GABRIELA WOLTHERS; JUCA VARELLA
ENVIADA ESPECIAL A BATALHA (AL)

Cláudia Dantas, filha de político alagoano, afirma que, na data da morte, passou a noite em vigília

Cláudia Dantas, a outra namorada de Paulo César Farias, estava convicta de que poderia converter o ex-tesoureiro da campanha de Fernando Collor em um religioso e torná-lo evangélico.
Ela afirmou que nunca se importou com as centenas de inquéritos com acusações de corrupção que envolviam o nome de PC.
O assassinato do empresário, no último dia 23, acabou com seus planos e fez com que Cláudia trocasse seus objetivos.
Uma de suas principais preocupações no momento é não se tornar mais uma "viúva-sem-aliança".
"Não quero ter minha imagem ligada a outras pessoas, como Adriane Galisteu ("viúva" do piloto Ayrton Senna) e Valéria Zoppello ("viúva" do cantor Dinho, dos Mamonas Assassinas)", disse Cláudia à Folha.
"Queria ganhar a alma dele para Jesus para que tivesse certeza da salvação"
Pode até ser que mude de idéia, mas até agora ela está seguindo sua nova convicção. Somente após 20 horas de plantão em frente à casa de sua mãe, Marlúcia Dantas, em Batalha -cidade a 180 km de Maceió- foi que a Folha conseguiu fotografá-la.
Vigília espiritual
Cláudia, católica de nascimento, se tornou evangélica da Igreja Tabernáculo do Deus Vivo há cerca de seis meses. "Pedia respostas que não conseguia ter no catolicismo", explicou.

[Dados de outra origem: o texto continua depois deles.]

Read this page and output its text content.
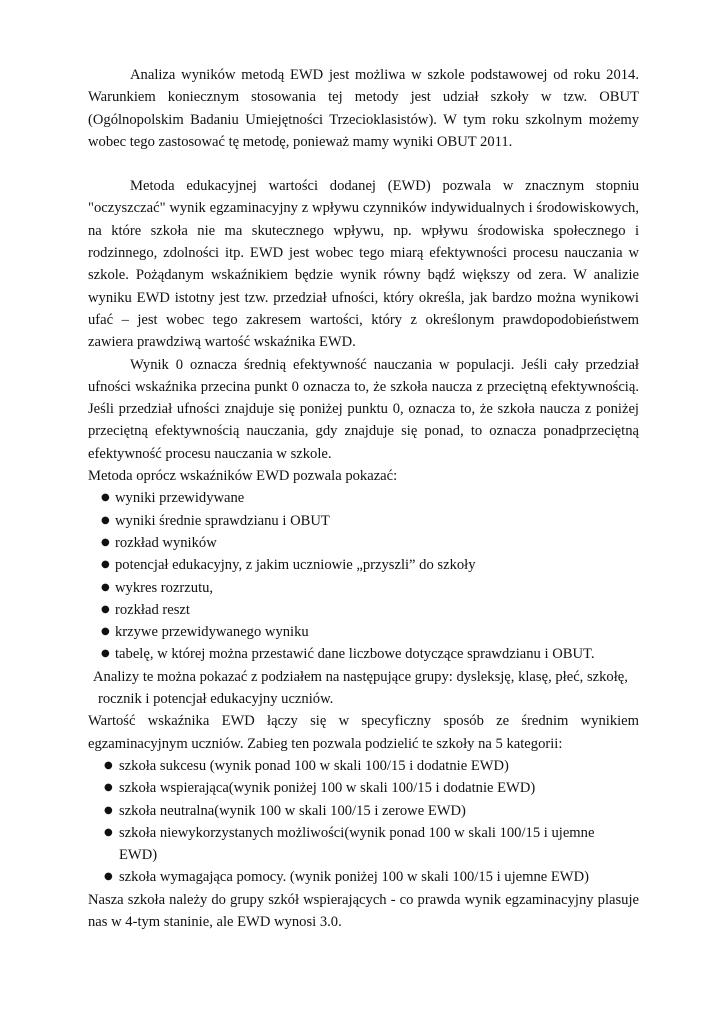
Analiza wyników metodą EWD jest możliwa w szkole podstawowej od roku 2014. Warunkiem koniecznym stosowania tej metody jest udział szkoły w tzw. OBUT (Ogólnopolskim Badaniu Umiejętności Trzecioklasistów). W tym roku szkolnym możemy wobec tego zastosować tę metodę, ponieważ mamy wyniki OBUT 2011.

Metoda edukacyjnej wartości dodanej (EWD) pozwala w znacznym stopniu "oczyszczać" wynik egzaminacyjny z wpływu czynników indywidualnych i środowiskowych, na które szkoła nie ma skutecznego wpływu, np. wpływu środowiska społecznego i rodzinnego, zdolności itp. EWD jest wobec tego miarą efektywności procesu nauczania w szkole. Pożądanym wskaźnikiem będzie wynik równy bądź większy od zera. W analizie wyniku EWD istotny jest tzw. przedział ufności, który określa, jak bardzo można wynikowi ufać – jest wobec tego zakresem wartości, który z określonym prawdopodobieństwem zawiera prawdziwą wartość wskaźnika EWD.

Wynik 0 oznacza średnią efektywność nauczania w populacji. Jeśli cały przedział ufności wskaźnika przecina punkt 0 oznacza to, że szkoła naucza z przeciętną efektywnością. Jeśli przedział ufności znajduje się poniżej punktu 0, oznacza to, że szkoła naucza z poniżej przeciętną efektywnością nauczania, gdy znajduje się ponad, to oznacza ponadprzeciętną efektywność procesu nauczania w szkole.

Metoda oprócz wskaźników EWD pozwala pokazać:

● wyniki przewidywane
● wyniki średnie sprawdzianu i OBUT
● rozkład wyników
● potencjał edukacyjny, z jakim uczniowie „przyszli” do szkoły
● wykres rozrzutu,
● rozkład reszt
● krzywe przewidywanego wyniku
● tabelę, w której można przestawić dane liczbowe dotyczące sprawdzianu i OBUT.

Analizy te można pokazać z podziałem na następujące grupy: dysleksję, klasę, płeć, szkołę, rocznik i potencjał edukacyjny uczniów.

Wartość wskaźnika EWD łączy się w specyficzny sposób ze średnim wynikiem egzaminacyjnym uczniów. Zabieg ten pozwala podzielić te szkoły na 5 kategorii:

● szkoła sukcesu (wynik ponad 100 w skali 100/15 i dodatnie EWD)
● szkoła wspierająca(wynik poniżej 100 w skali 100/15 i dodatnie EWD)
● szkoła neutralna(wynik 100 w skali 100/15 i zerowe EWD)
● szkoła niewykorzystanych możliwości(wynik ponad 100 w skali 100/15 i ujemne EWD)
● szkoła wymagająca pomocy. (wynik poniżej 100 w skali 100/15 i ujemne EWD)

Nasza szkoła należy do grupy szkół wspierających - co prawda wynik egzaminacyjny plasuje nas w 4-tym staninie, ale EWD wynosi 3.0.
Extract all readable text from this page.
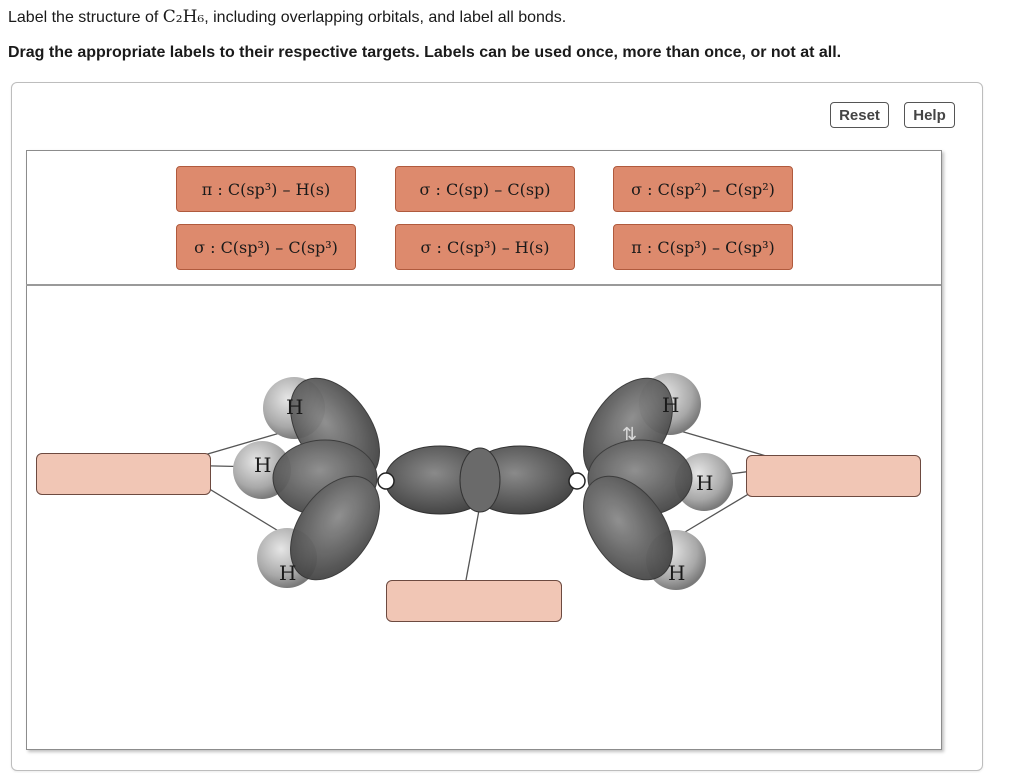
Label the structure of C₂H₆, including overlapping orbitals, and label all bonds.
Drag the appropriate labels to their respective targets. Labels can be used once, more than once, or not at all.
Reset	Help
π : C(sp³) – H(s)	σ : C(sp) – C(sp)	σ : C(sp²) – C(sp²)
σ : C(sp³) – C(sp³)	σ : C(sp³) – H(s)	π : C(sp³) – C(sp³)
H
H
H
H
H
H
⇅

Ela contou que, a cada 15 dias, passa a noite em "vigília" na igreja em Maceió. Chega por volta da meia-noite e só sai quando o dia amanhece.
É o que ela afirma ter feito durante a madrugada do dia 22 para o dia 23, quando PC foi morto em sua casa de praia, em Guaxuma. "Saí por volta das 4h da manhã de domingo e dormi na casa de minha amiga Soraia Amaral. Por volta das 8h, fui para Batalha", disse.

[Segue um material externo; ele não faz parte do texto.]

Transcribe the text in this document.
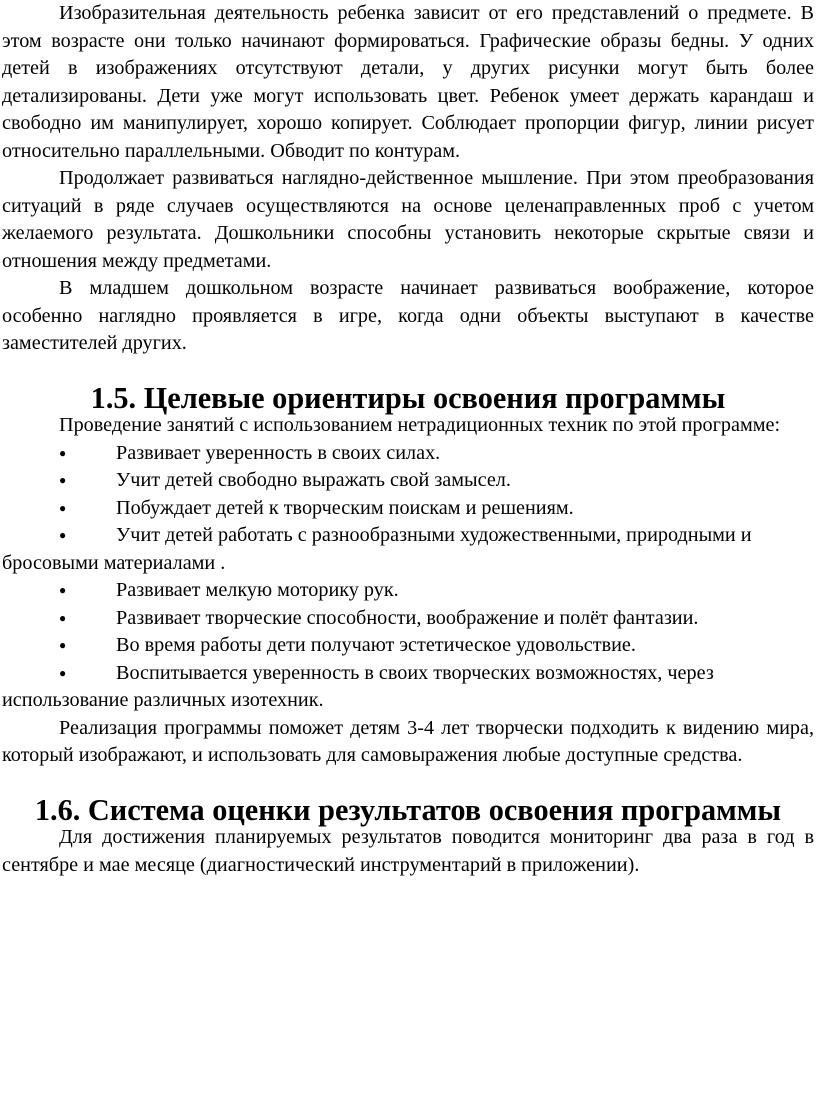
Изобразительная деятельность ребенка зависит от его представлений о предмете. В этом возрасте они только начинают формироваться. Графические образы бедны. У одних детей в изображениях отсутствуют детали, у других рисунки могут быть более детализированы. Дети уже могут использовать цвет. Ребенок умеет держать карандаш и свободно им манипулирует, хорошо копирует. Соблюдает пропорции фигур, линии рисует относительно параллельными. Обводит по контурам.

Продолжает развиваться наглядно-действенное мышление. При этом преобразования ситуаций в ряде случаев осуществляются на основе целенаправленных проб с учетом желаемого результата. Дошкольники способны установить некоторые скрытые связи и отношения между предметами.

В младшем дошкольном возрасте начинает развиваться воображение, которое особенно наглядно проявляется в игре, когда одни объекты выступают в качестве заместителей других.

1.5. Целевые ориентиры освоения программы

Проведение занятий с использованием нетрадиционных техник по этой программе:

● Развивает уверенность в своих силах.
● Учит детей свободно выражать свой замысел.
● Побуждает детей к творческим поискам и решениям.
● Учит детей работать с разнообразными художественными, природными и бросовыми материалами .
● Развивает мелкую моторику рук.
● Развивает творческие способности, воображение и полёт фантазии.
● Во время работы дети получают эстетическое удовольствие.
● Воспитывается уверенность в своих творческих возможностях, через использование различных изотехник.

Реализация программы поможет детям 3-4 лет творчески подходить к видению мира, который изображают, и использовать для самовыражения любые доступные средства.

1.6. Система оценки результатов освоения программы

Для достижения планируемых результатов поводится мониторинг два раза в год в сентябре и мае месяце (диагностический инструментарий в приложении).
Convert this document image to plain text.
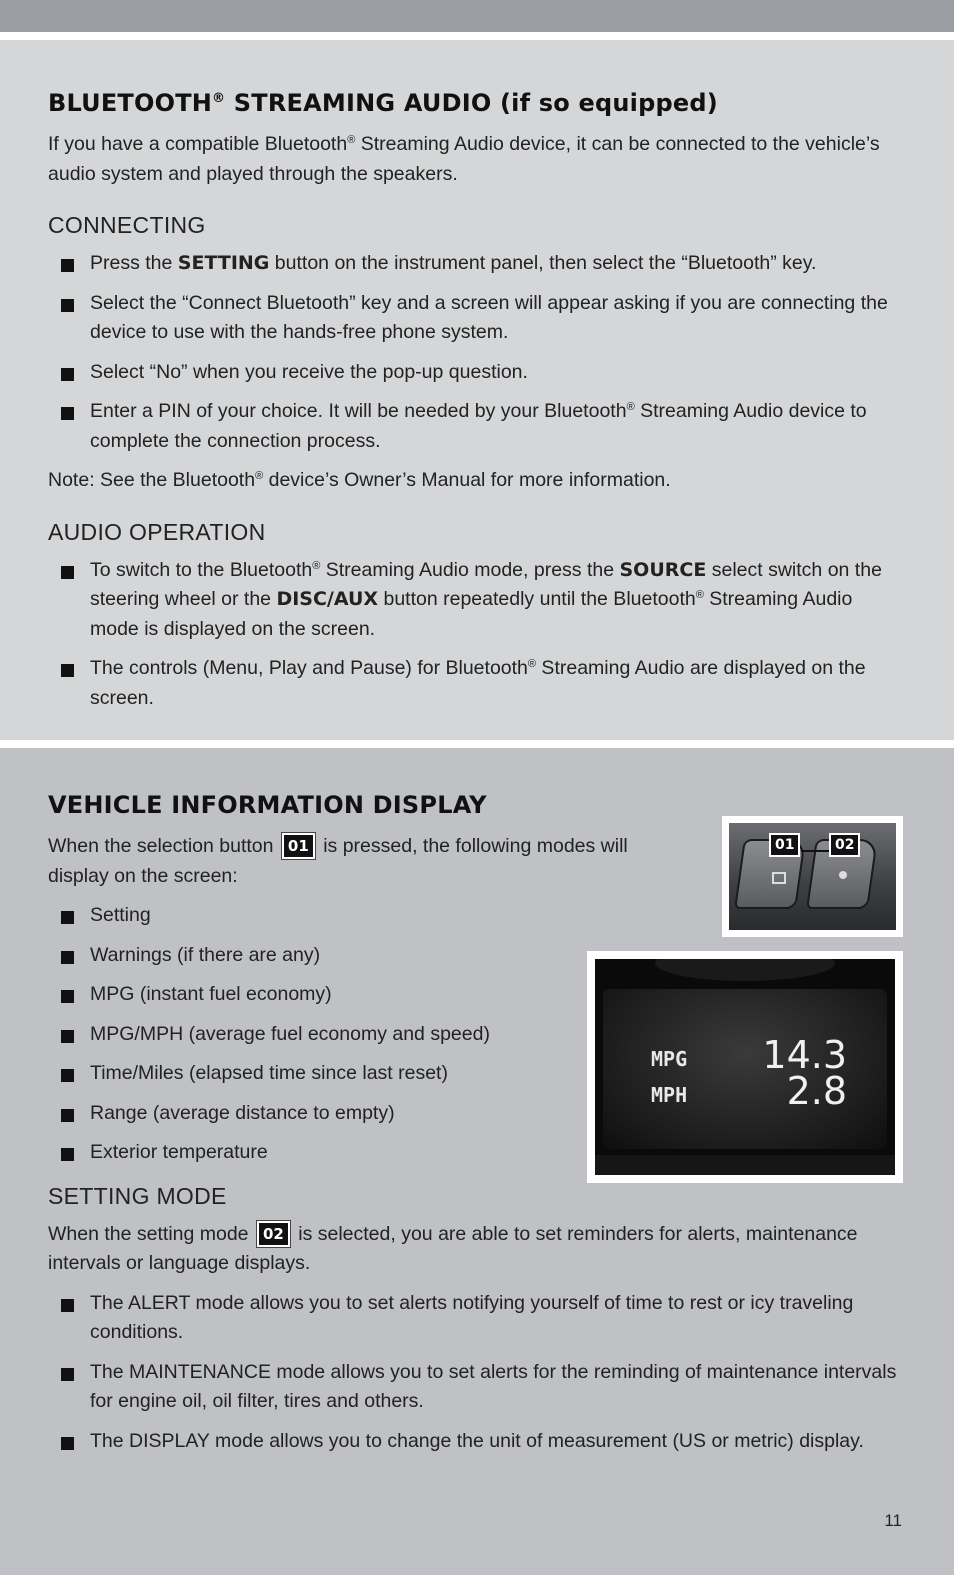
BLUETOOTH® STREAMING AUDIO (if so equipped)

If you have a compatible Bluetooth® Streaming Audio device, it can be connected to the vehicle’s audio system and played through the speakers.

CONNECTING
Press the SETTING button on the instrument panel, then select the “Bluetooth” key.
Select the “Connect Bluetooth” key and a screen will appear asking if you are connecting the device to use with the hands-free phone system.
Select “No” when you receive the pop-up question.
Enter a PIN of your choice. It will be needed by your Bluetooth® Streaming Audio device to complete the connection process.

Note: See the Bluetooth® device’s Owner’s Manual for more information.

AUDIO OPERATION
To switch to the Bluetooth® Streaming Audio mode, press the SOURCE select switch on the steering wheel or the DISC/AUX button repeatedly until the Bluetooth® Streaming Audio mode is displayed on the screen.
The controls (Menu, Play and Pause) for Bluetooth® Streaming Audio are displayed on the screen.
VEHICLE INFORMATION DISPLAY

When the selection button 01 is pressed, the following modes will display on the screen:

Setting
Warnings (if there are any)
MPG (instant fuel economy)
MPG/MPH (average fuel economy and speed)
Time/Miles (elapsed time since last reset)
Range (average distance to empty)
Exterior temperature
SETTING MODE

When the setting mode 02 is selected, you are able to set reminders for alerts, maintenance intervals or language displays.

The ALERT mode allows you to set alerts notifying yourself of time to rest or icy traveling conditions.
The MAINTENANCE mode allows you to set alerts for the reminding of maintenance intervals for engine oil, oil filter, tires and others.
The DISPLAY mode allows you to change the unit of measurement (US or metric) display.
01	02
MPG	14.3
MPH	2.8
11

Segundo ela, tomou conhecimento do assassinato do namorado pela TV. "Mamãe, foi por isso que ele não me ligou até uma hora dessas", foi sua primeira afirmação ao saber que PC estava morto. Depois, chorou.
PC e Cláudia se falaram pela última vez no sábado, por volta das 17h15. Ela relatou que, neste telefonema, o empresário disse que daria "um ultimato" a Suzana Marcolino. "Hoje eu acabo tudo", teriam sido as palavras do ex-tesoureiro.
Quatro encontros
Cláudia conta que já conhecia PC de vista -"Maceió é muito pequena"-, mas a apresentação formal dos dois aconteceu em 10 de maio, durante um jantar na casa de seu tio, o deputado federal licenciado Luiz Dantas, hoje secretário de Saneamento e Energia do Estado de Alagoas.
No total, foram quatro encontros. Como ele não podia frequentar lugares públicos por estar cumprindo pena em liberdade condicional por falsidade ideológica, três dos encontros aconteceram na casa do empresário no bairro de Mangabeiras, em Maceió.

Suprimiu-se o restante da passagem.